Friday, March 10, 2006

noun string contest

A noun string is too many nouns strung together as adjectives. They are a classic example of bad writing, because you can't keep track of what modifies what, so can easily lose your way in the sentence. Sun and Open Source documents are littered with these. Here's the reigning champ:

the Sun Java System Application Server Platform Edition 8 runtime deployment descriptor

The tech writers at Sun must toil under the heavy shadow of some lawyer-inflated style guide, and readability be damned. They're so afraid somebody will hijack the word "Java" that they say "Sun Java" every time. Yea we get it, you invented Java. And what about "Platform"--what is that? Isn't it enough to just say server? Isn't a server a platform that applications run on? And "System" is pointless--it adds no value. So all of this:

the Sun Java System Application Server Platform Edition 8 just a long way of saying:

the Java Application Server

As for the edition, is there an Edition 7? An Edition 9? Do you really need a different runtime deployment descriptor for each edition? Isn't it just version info--you only need it under the "About" in the help menu, you shouldn't put it in the name of the thing.

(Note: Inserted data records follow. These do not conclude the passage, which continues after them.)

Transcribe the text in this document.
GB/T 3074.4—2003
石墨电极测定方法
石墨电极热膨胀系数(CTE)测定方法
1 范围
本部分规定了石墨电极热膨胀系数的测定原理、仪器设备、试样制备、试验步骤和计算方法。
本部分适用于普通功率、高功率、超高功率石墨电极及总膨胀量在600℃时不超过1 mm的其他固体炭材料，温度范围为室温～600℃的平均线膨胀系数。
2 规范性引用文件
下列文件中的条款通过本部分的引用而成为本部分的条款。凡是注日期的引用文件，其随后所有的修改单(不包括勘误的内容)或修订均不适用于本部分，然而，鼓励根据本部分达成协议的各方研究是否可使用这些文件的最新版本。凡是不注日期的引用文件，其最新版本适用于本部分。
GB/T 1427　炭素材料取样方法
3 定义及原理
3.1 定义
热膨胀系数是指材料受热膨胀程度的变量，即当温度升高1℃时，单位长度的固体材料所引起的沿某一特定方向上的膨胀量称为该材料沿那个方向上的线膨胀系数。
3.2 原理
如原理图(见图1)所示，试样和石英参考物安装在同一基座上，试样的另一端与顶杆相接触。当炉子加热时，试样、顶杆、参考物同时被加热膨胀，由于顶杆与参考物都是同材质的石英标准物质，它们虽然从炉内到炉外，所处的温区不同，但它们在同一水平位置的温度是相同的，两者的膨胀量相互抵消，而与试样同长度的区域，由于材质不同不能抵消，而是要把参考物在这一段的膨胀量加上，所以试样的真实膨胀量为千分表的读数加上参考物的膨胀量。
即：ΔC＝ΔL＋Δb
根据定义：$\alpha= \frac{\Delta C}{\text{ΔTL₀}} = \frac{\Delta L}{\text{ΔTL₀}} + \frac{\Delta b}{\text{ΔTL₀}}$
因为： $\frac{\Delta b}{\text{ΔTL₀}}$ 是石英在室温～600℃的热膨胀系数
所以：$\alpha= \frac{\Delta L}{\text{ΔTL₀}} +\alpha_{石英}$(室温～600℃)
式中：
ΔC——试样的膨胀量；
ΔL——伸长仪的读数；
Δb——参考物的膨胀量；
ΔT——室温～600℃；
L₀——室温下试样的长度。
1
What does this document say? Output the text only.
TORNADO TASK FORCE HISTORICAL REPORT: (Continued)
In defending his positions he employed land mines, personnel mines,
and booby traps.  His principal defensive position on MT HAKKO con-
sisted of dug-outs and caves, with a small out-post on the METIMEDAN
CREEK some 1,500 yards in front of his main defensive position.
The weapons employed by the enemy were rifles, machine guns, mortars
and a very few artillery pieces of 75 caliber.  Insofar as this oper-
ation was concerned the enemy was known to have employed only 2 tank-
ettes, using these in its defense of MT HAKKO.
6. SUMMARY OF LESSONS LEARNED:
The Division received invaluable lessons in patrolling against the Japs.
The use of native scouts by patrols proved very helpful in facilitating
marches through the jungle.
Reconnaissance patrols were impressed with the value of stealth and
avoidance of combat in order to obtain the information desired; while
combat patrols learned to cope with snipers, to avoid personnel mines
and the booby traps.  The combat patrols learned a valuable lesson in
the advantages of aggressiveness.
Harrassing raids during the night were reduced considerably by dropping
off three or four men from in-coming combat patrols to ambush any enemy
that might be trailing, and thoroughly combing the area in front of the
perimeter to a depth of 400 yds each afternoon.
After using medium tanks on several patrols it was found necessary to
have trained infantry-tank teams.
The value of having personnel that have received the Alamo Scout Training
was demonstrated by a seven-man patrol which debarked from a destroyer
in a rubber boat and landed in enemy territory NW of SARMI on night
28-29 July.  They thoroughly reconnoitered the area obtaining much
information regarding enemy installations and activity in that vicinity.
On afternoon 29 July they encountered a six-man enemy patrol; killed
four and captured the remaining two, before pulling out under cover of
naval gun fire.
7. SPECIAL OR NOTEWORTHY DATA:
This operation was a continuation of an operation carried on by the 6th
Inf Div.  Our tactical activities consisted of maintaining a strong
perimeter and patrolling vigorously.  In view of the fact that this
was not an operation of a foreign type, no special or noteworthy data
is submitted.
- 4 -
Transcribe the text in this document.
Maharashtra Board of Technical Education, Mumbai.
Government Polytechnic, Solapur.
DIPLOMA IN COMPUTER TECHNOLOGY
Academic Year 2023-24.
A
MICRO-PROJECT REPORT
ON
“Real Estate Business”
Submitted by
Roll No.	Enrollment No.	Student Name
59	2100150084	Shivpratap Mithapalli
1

But if indeed the version is somehow critical, how about an acronym? The Sun JAS8! Guess not--lawyers are fainting, left and right. If an acronym is too racy, then here is an improvement that jettisons the version number, the pointless "system", and the redundant "platform", for the sake of readability. It's still too long, but breaks up the noun strings with a helping preposition at least:

the runtime deployment descriptor for the Java Application Server

Too simple?

Runner up:

this Sears MasterCard Choice Rewards Certificate coupon...

Not a mere certificate or coupon, but a Certificate coupon!